Поэтому, чтобы разрядить ситуацию, надо поглядеть на соседнюю страну под названием Ливан, которую я много раз приводил в пример. На самом деле я удивляюсь, почему в Ливане до сих пор нет гражданской войны — случаются отдельные беспорядки, но их подавляют. При том что единства в политической картине страны на самом деле нет. Одна сторона политического поля там, условно говоря, проиранская — это блок «Хезболлы», блок «8 марта». В блок «Хезболлы» входит часть христиан Ливана. Например, маронит Мишель Наим Аун, ветеран ливанской армии, генерал — сейчас ему уже за 80, — когда-то был президентом и поднимал восстание против сирийской армии, а сейчас стал другом «Хезболлы». Туда же входят дашнаки — это крупнейшая армянская партия. А на другой стороне — Саудовская Аравия в лице движения «Мустакбаль», или «Движение 14 марта», к которому тоже примыкает часть христиан, в том числе маронитов, потому что христианская община расколота. Но, как бы то ни было, суть политического устройства Ливана в том, как я уже говорил раньше, что власть распределена на конфессиональной основе. Какова бы ни была численность населения и как бы ни менялись пропорции, 50 % депутатов парламента будут представлять христианскую общину, а 50 % — мусульманскую, хотя сейчас в Ливане мусульман больше. А главное — нет сосредоточения власти в руках президента, премьера или председателя парламента. Власть поделена на маленькие кусочки: у президента есть чуть-чуть власти, у премьер-министра — еще чуть-чуть, и т. д. Премьер-министр тут никак не зависит от президента, а президент, в свою очередь, избирается парламентом (Ливан — парламентская республика). Вот это и есть самое главное, что позволяет Ливану держаться на плаву. В конституции Ливана написано, что действующая там система распределения власти по конфессиям введена временно. На какой конкретно срок — сто, двести лет — не указано. Сказано только, что когда-нибудь страна перейдет к открытым выборам, люди будут голосовать и избираться независимо от своих религиозных и национальных общин и т. п. Но пока этого нет — и, в общем, слава богу.
Когда есть абсолютная власть, олицетворяемая какой-либо должностью, все будут за нее драться. Драться до последнего. Особенности власти в конкретной стране всегда надо сопоставлять с ее исторической реальностью. Жесткая власть может существовать долго, но в странах, где существуют сильнейшие этнорелигиозные противоречия, все рано или поздно кончается.
Теперь возьмем Ирак. Когда туда пришли американцы, они сказали: сейчас мы вам сделаем демократию западного образца — создавайте партии. Создали партии. Никаких квот на конфессиональной основе не предусматривалось. Кто побеждает на выборах? Конечно, партия шиитов — просто потому, что их большинство.

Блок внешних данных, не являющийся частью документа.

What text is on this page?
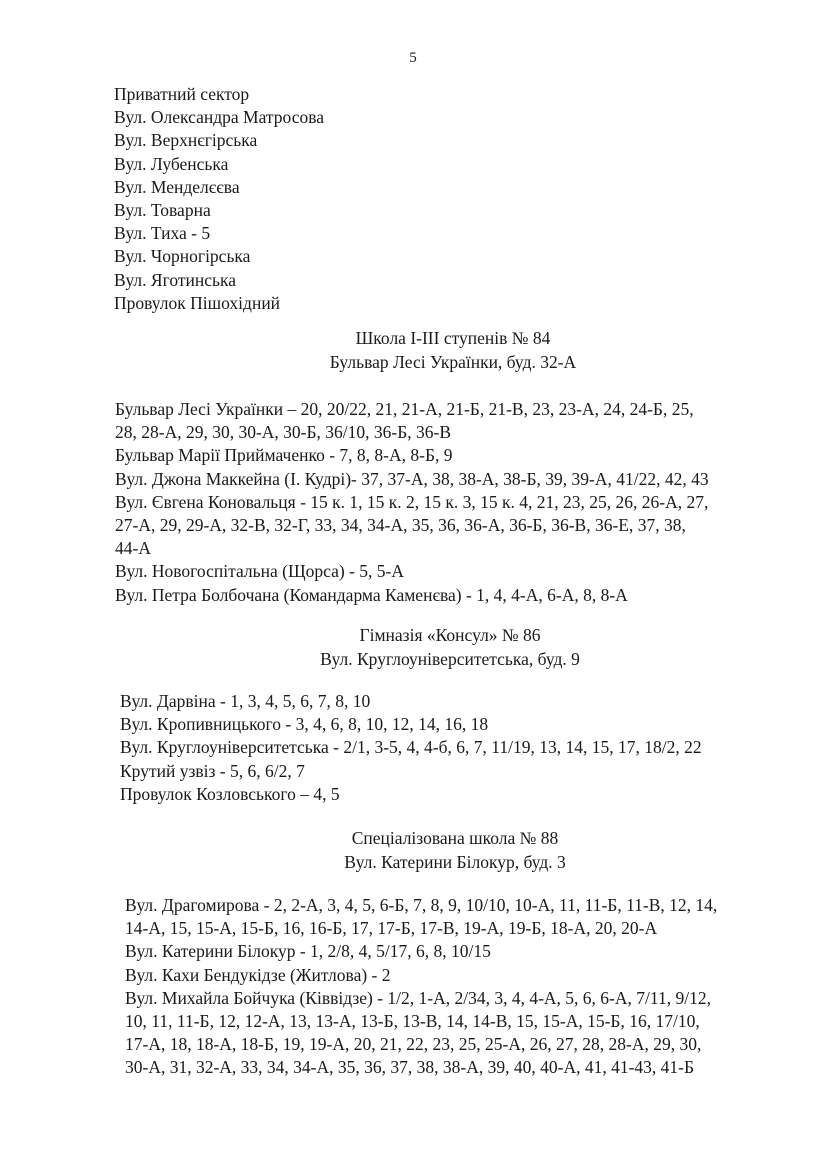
5
Приватний сектор
Вул. Олександра Матросова
Вул. Верхнєгірська
Вул. Лубенська
Вул. Менделєєва
Вул. Товарна
Вул. Тиха - 5
Вул. Чорногірська
Вул. Яготинська
Провулок Пішохідний
Школа І-ІІІ ступенів № 84
Бульвар Лесі Українки, буд. 32-А
Бульвар Лесі Українки – 20, 20/22, 21, 21-А, 21-Б, 21-В, 23, 23-А, 24, 24-Б, 25,
28, 28-А, 29, 30, 30-А, 30-Б, 36/10, 36-Б, 36-В
Бульвар Марії Приймаченко - 7, 8, 8-А, 8-Б, 9
Вул. Джона Маккейна (І. Кудрі)- 37, 37-А, 38, 38-А, 38-Б, 39, 39-А, 41/22, 42, 43
Вул. Євгена Коновальця - 15 к. 1, 15 к. 2, 15 к. 3, 15 к. 4, 21, 23, 25, 26, 26-А, 27,
27-А, 29, 29-А, 32-В, 32-Г, 33, 34, 34-А, 35, 36, 36-А, 36-Б, 36-В, 36-Е, 37, 38,
44-А
Вул. Новогоспітальна (Щорса) - 5, 5-А
Вул. Петра Болбочана (Командарма Каменєва) - 1, 4, 4-А, 6-А, 8, 8-А
Гімназія «Консул» № 86
Вул. Круглоуніверситетська, буд. 9
Вул. Дарвіна - 1, 3, 4, 5, 6, 7, 8, 10
Вул. Кропивницького - 3, 4, 6, 8, 10, 12, 14, 16, 18
Вул. Круглоуніверситетська - 2/1, 3-5, 4, 4-б, 6, 7, 11/19, 13, 14, 15, 17, 18/2, 22
Крутий узвіз - 5, 6, 6/2, 7
Провулок Козловського – 4, 5
Спеціалізована школа № 88
Вул. Катерини Білокур, буд. 3
Вул. Драгомирова - 2, 2-А, 3, 4, 5, 6-Б, 7, 8, 9, 10/10, 10-А, 11, 11-Б, 11-В, 12, 14,
14-А, 15, 15-А, 15-Б, 16, 16-Б, 17, 17-Б, 17-В, 19-А, 19-Б, 18-А, 20, 20-А
Вул. Катерини Білокур - 1, 2/8, 4, 5/17, 6, 8, 10/15
Вул. Кахи Бендукідзе (Житлова) - 2
Вул. Михайла Бойчука (Ківвідзе) - 1/2, 1-А, 2/34, 3, 4, 4-А, 5, 6, 6-А, 7/11, 9/12,
10, 11, 11-Б, 12, 12-А, 13, 13-А, 13-Б, 13-В, 14, 14-В, 15, 15-А, 15-Б, 16, 17/10,
17-А, 18, 18-А, 18-Б, 19, 19-А, 20, 21, 22, 23, 25, 25-А, 26, 27, 28, 28-А, 29, 30,
30-А, 31, 32-А, 33, 34, 34-А, 35, 36, 37, 38, 38-А, 39, 40, 40-А, 41, 41-43, 41-Б
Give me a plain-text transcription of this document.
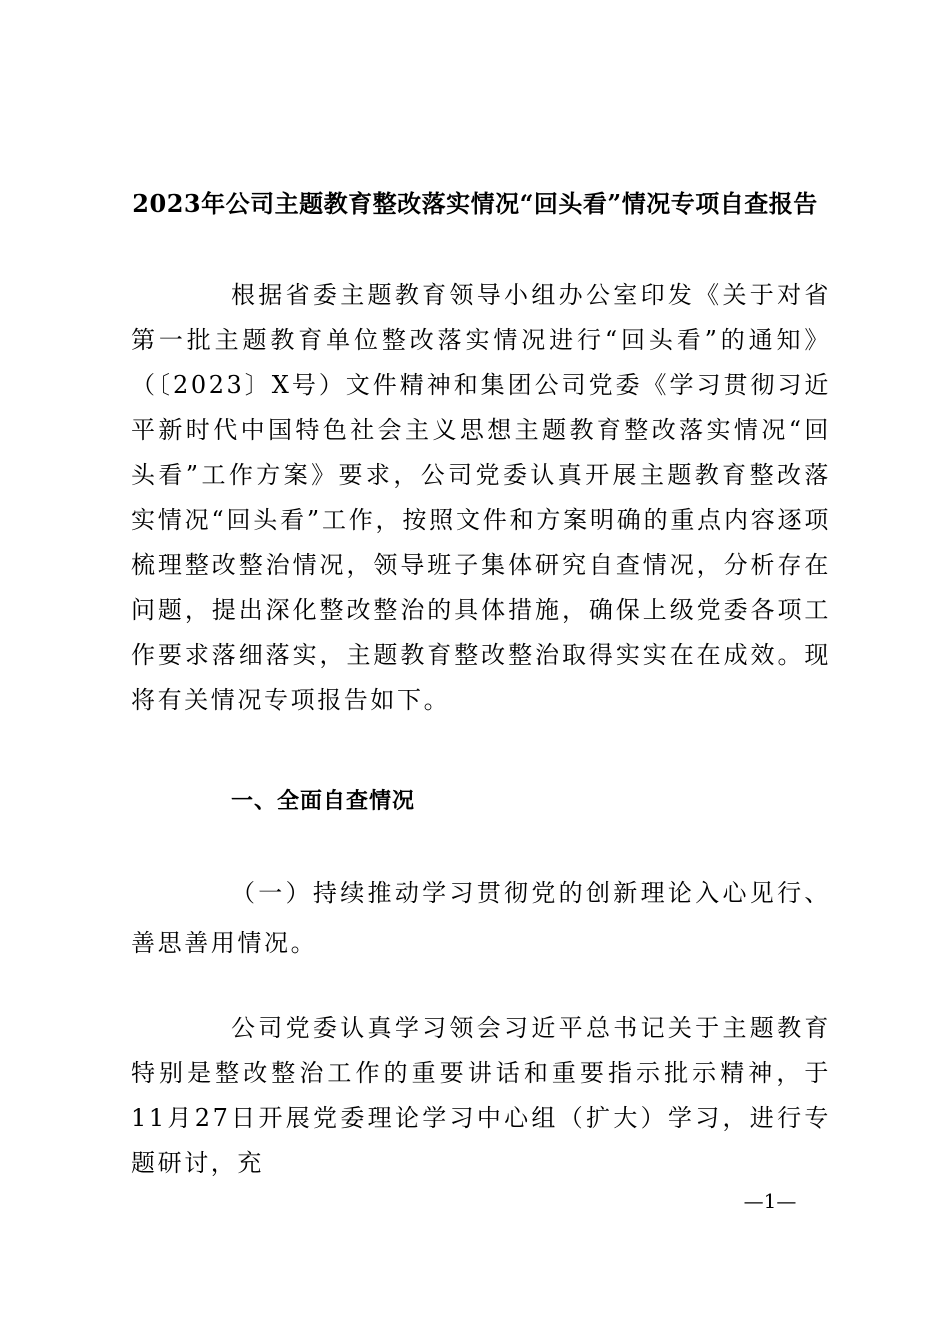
2023年公司主题教育整改落实情况“回头看”情况专项自查报告
根据省委主题教育领导小组办公室印发《关于对省第一批主题教育单位整改落实情况进行“回头看”的通知》（〔2023〕X号）文件精神和集团公司党委《学习贯彻习近平新时代中国特色社会主义思想主题教育整改落实情况“回头看”工作方案》要求，公司党委认真开展主题教育整改落实情况“回头看”工作，按照文件和方案明确的重点内容逐项梳理整改整治情况，领导班子集体研究自查情况，分析存在问题，提出深化整改整治的具体措施，确保上级党委各项工作要求落细落实，主题教育整改整治取得实实在在成效。现将有关情况专项报告如下。
一、全面自查情况
（一）持续推动学习贯彻党的创新理论入心见行、善思善用情况。
公司党委认真学习领会习近平总书记关于主题教育特别是整改整治工作的重要讲话和重要指示批示精神，于11月27日开展党委理论学习中心组（扩大）学习，进行专题研讨，充
—1—
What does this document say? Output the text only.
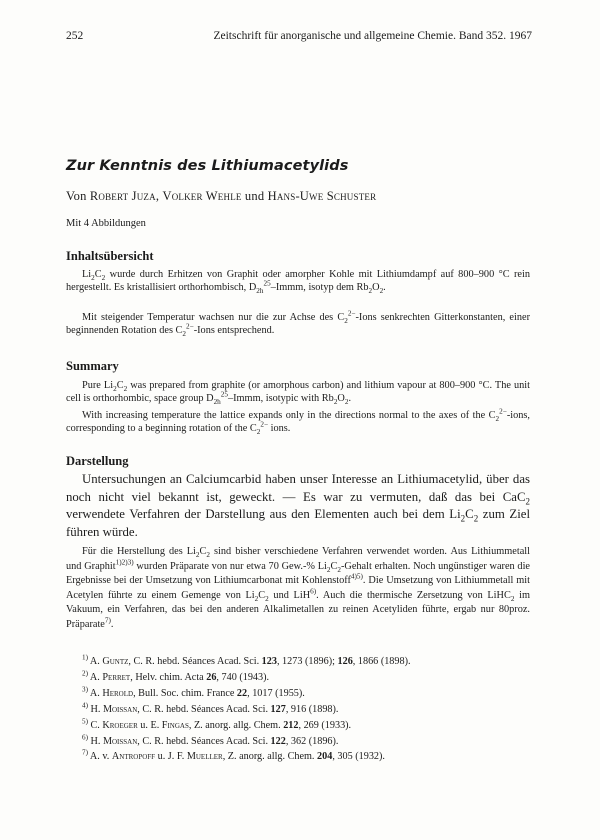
252	Zeitschrift für anorganische und allgemeine Chemie. Band 352. 1967
Zur Kenntnis des Lithiumacetylids
Von Robert Juza, Volker Wehle und Hans-Uwe Schuster
Mit 4 Abbildungen
Inhaltsübersicht

$Li_2C_2$ wurde durch Erhitzen von Graphit oder amorpher Kohle mit Lithiumdampf auf 800–900 °C rein hergestellt. Es kristallisiert orthorhombisch, $D_{2h}^{25}$–Immm, isotyp dem $Rb_2O_2$.

Mit steigender Temperatur wachsen nur die zur Achse des $C_2^{2-}$-Ions senkrechten Gitterkonstanten, einer beginnenden Rotation des $C_2^{2-}$-Ions entsprechend.

Summary

Pure $Li_2C_2$ was prepared from graphite (or amorphous carbon) and lithium vapour at 800–900 °C. The unit cell is orthorhombic, space group $D_{2h}^{25}$–Immm, isotypic with $Rb_2O_2$.

With increasing temperature the lattice expands only in the directions normal to the axes of the $C_2^{2-}$-ions, corresponding to a beginning rotation of the $C_2^{2-}$ ions.

Darstellung

Untersuchungen an Calciumcarbid haben unser Interesse an Lithiumacetylid, über das noch nicht viel bekannt ist, geweckt. — Es war zu vermuten, daß das bei CaC$_2$ verwendete Verfahren der Darstellung aus den Elementen auch bei dem $Li_2C_2$ zum Ziel führen würde.

Für die Herstellung des $Li_2C_2$ sind bisher verschiedene Verfahren verwendet worden. Aus Lithiummetall und Graphit$^{1)2)3)}$ wurden Präparate von nur etwa 70 Gew.-% $Li_2C_2$-Gehalt erhalten. Noch ungünstiger waren die Ergebnisse bei der Umsetzung von Lithiumcarbonat mit Kohlenstoff$^{4)5)}$. Die Umsetzung von Lithiummetall mit Acetylen führte zu einem Gemenge von $Li_2C_2$ und LiH$^{6)}$. Auch die thermische Zersetzung von LiHC$_2$ im Vakuum, ein Verfahren, das bei den anderen Alkalimetallen zu reinen Acetyliden führte, ergab nur 80proz. Präparate$^{7)}$.

$^{1)}$ A. Guntz, C. R. hebd. Séances Acad. Sci. 123, 1273 (1896); 126, 1866 (1898).
$^{2)}$ A. Perret, Helv. chim. Acta 26, 740 (1943).
$^{3)}$ A. Herold, Bull. Soc. chim. France 22, 1017 (1955).
$^{4)}$ H. Moissan, C. R. hebd. Séances Acad. Sci. 127, 916 (1898).
$^{5)}$ C. Kroeger u. E. Fingas, Z. anorg. allg. Chem. 212, 269 (1933).
$^{6)}$ H. Moissan, C. R. hebd. Séances Acad. Sci. 122, 362 (1896).
$^{7)}$ A. v. Antropoff u. J. F. Mueller, Z. anorg. allg. Chem. 204, 305 (1932).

И из их числа назначается премьер-министр, который обладает абсолютной властью. Президент страны — это курд, как правило, — это такая формальная, чисто протокольная должность, вообще ни о чем не говорящая. А вот премьер-министр — это, по сути, местный диктатор. Таким был Нури аль-Малики, сейчас Хайдер аль-Абади. Конечно, он занимает жесткую прошиитскую позицию, что не нравится курдам, которые представлены в парламенте сообразно численности населения, то есть того, сколько народу за них проголосовало. Сунниты тоже в аналогичном положении и тоже недовольны. И таким образом у людей возникает нежелание во всем подчиняться премьеру, главе исполнительной власти, по сути — человеку № 1 в стране. У курдов растут сепаратистские настроения, переходящие в стремление к независимости. У суннитов тоже появляется желание что-то свое создать. И так далее. Это отнюдь не ливанская модель. С ливанской моделью нынешняя политическая система Ирака ничего общего не имеет.